It has been weeks since Apple announced its decision to buy Beats for $3.2 billion. And while I have maintained that it is about the music discovery service, others believe that headphones are part of the reason why Apple ponied up so much money. That didn’t make sense to me, considering that Apple is a hardware company and could easily turn up the volume on its headphone business. However, when I recently read Khoi Vinh’s post about the “go to market strategies” of the two companies, it all started to come together.
Vinh points out that it is hard to create variability at scale — that is why even iPod and iPhone come in only a handful of colors. In comparison, Beats’ middle name is variability. It offers 60 different types of headphones. In Vinh’s mind, the Beats catalog is akin to the Nixon watches catalog. What does he mean by that? Like Nixon, Beats’ “primary selection criteria are looks and style” whereas in Apple’s case, you pick your model before picking your style, he argues.

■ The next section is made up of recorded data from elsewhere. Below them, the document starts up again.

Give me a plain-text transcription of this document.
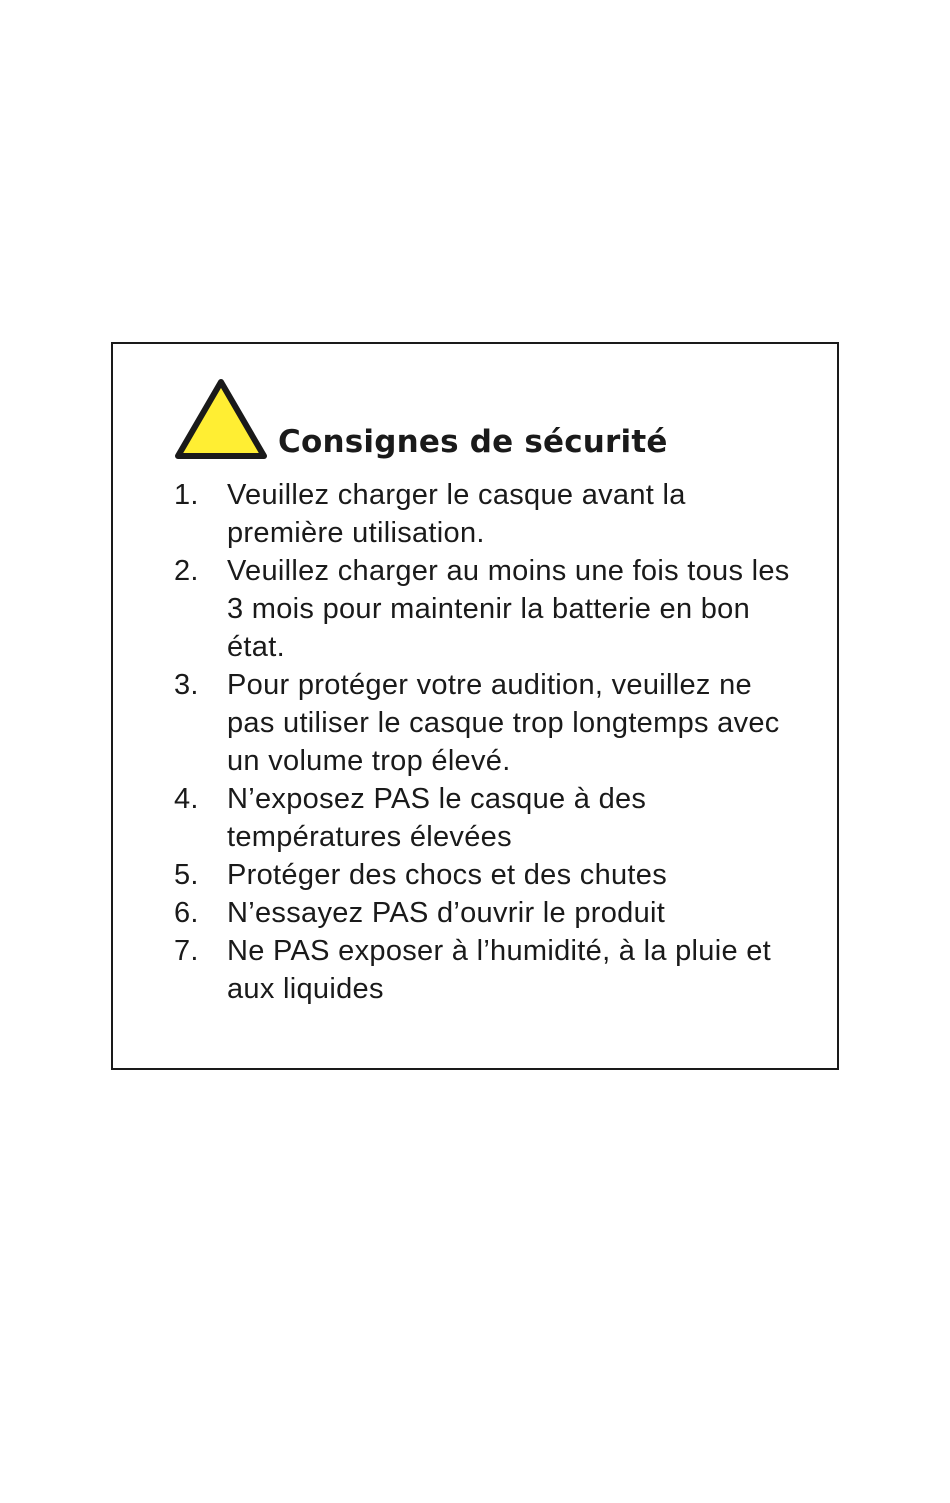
Consignes de sécurité
1. Veuillez charger le casque avant la première utilisation.
2. Veuillez charger au moins une fois tous les 3 mois pour maintenir la batterie en bon état.
3. Pour protéger votre audition, veuillez ne pas utiliser le casque trop longtemps avec un volume trop élevé.
4. N’exposez PAS le casque à des températures élevées
5. Protéger des chocs et des chutes
6. N’essayez PAS d’ouvrir le produit
7. Ne PAS exposer à l’humidité, à la pluie et aux liquides
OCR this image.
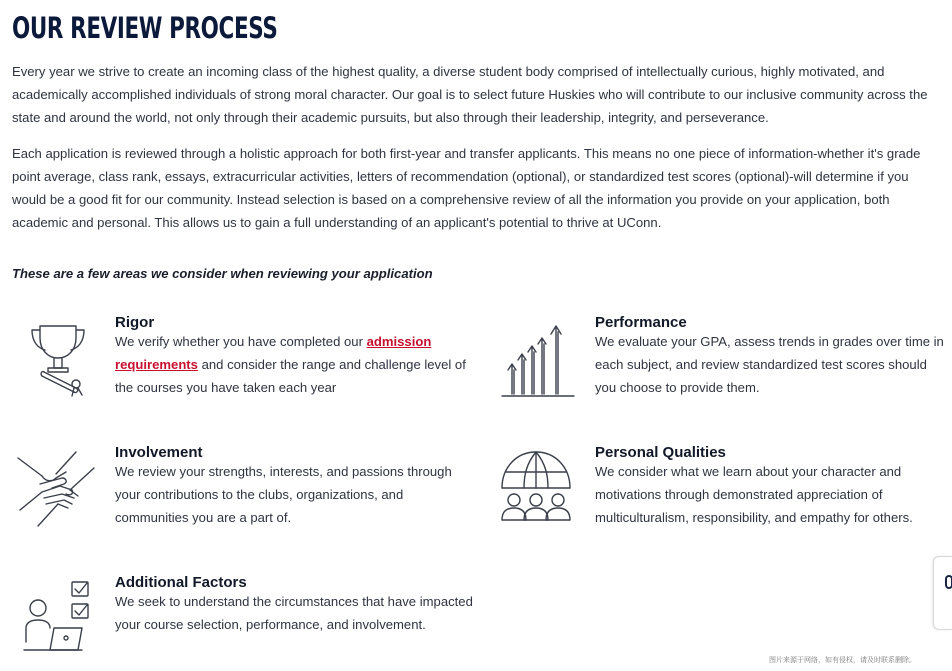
OUR REVIEW PROCESS

Every year we strive to create an incoming class of the highest quality, a diverse student body comprised of intellectually curious, highly motivated, and academically accomplished individuals of strong moral character. Our goal is to select future Huskies who will contribute to our inclusive community across the state and around the world, not only through their academic pursuits, but also through their leadership, integrity, and perseverance.

Each application is reviewed through a holistic approach for both first-year and transfer applicants. This means no one piece of information-whether it's grade point average, class rank, essays, extracurricular activities, letters of recommendation (optional), or standardized test scores (optional)-will determine if you would be a good fit for our community. Instead selection is based on a comprehensive review of all the information you provide on your application, both academic and personal. This allows us to gain a full understanding of an applicant's potential to thrive at UConn.

These are a few areas we consider when reviewing your application
Rigor

We verify whether you have completed our admission requirements and consider the range and challenge level of the courses you have taken each year

Performance

We evaluate your GPA, assess trends in grades over time in each subject, and review standardized test scores should you choose to provide them.

Involvement

We review your strengths, interests, and passions through your contributions to the clubs, organizations, and communities you are a part of.

Personal Qualities

We consider what we learn about your character and motivations through demonstrated appreciation of multiculturalism, responsibility, and empathy for others.

Additional Factors

We seek to understand the circumstances that have impacted your course selection, performance, and involvement.

图片来源于网络，如有侵权，请及时联系删除。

Apple is a company that makes tech which becomes fashionable. Beats makes fashion that is powered by technology. Today’s smart watches are essentially technology that hopes to become fashionable, but the current generation are aesthetically challenged to say the least. Arguably, Apple is highly aware of this, and is therefore thinking how it becomes the company that makes watches aka fashion powered by technology. And it is not just watches — but other consumables.
Robert Brunner, chief design officer of Beats (and formerly of Apple) recently suggested that fashion is a tribe you belong to or you aspire to belong to. Beats he argued was a tribe people want to associate with. Apple is doing its best to make sure that, as it starts to make more products outside of the traditional computing sphere — iWatches, for example — it successfully crosses over to becoming a fashion company too.
This certainly explains why Apple has been hiring fashion people from the fashion and watch business. Maybe, in the near future people will give Apple CEO Tim Cook some credit for thinking different. I have my reservations about the company and the lack of its Internet DNA — but have every confidence in Cook.
Reblogged this on Taste of Apple and commented:
Some interesting points here. I think that Apple has limited certain options (colors for example) for reasons aside from scale (though scale is definitely one part of the equation) and cost. Focus and making the very best products are at the core of Apple’s DNA. I’ve said it over and over – Tim Cook is doing a great job and history will likely look back on his time at Apple as one of the best eras of Apple’s reign. He is setting Apple up for the future and there are products and forward thinking decisions that will support this long term view. He’s definitely the best choice to lead Apple at this point.
What Apple needs, is people from the toy industry and Casio, because the iWatch is in the same realm as all the toys you see in Spykids and James Bond. The remote control watch and the temperature sensor all fall in the same category.
The iWatch is going to be the ultimate cloud device, even more than any other mobile device.
Function before fashion.
Do you think Apple’s limited variability is a matter of scale? I think it’s a strategy of simplicity: Keeping things simple make the purchase decision easier and in turns it makes it more likely for consumers to become buyers. Apple could easily make 20 versions of the iPhone and people would eat it up, but by making three colors and three capacities they make the purchase process easier.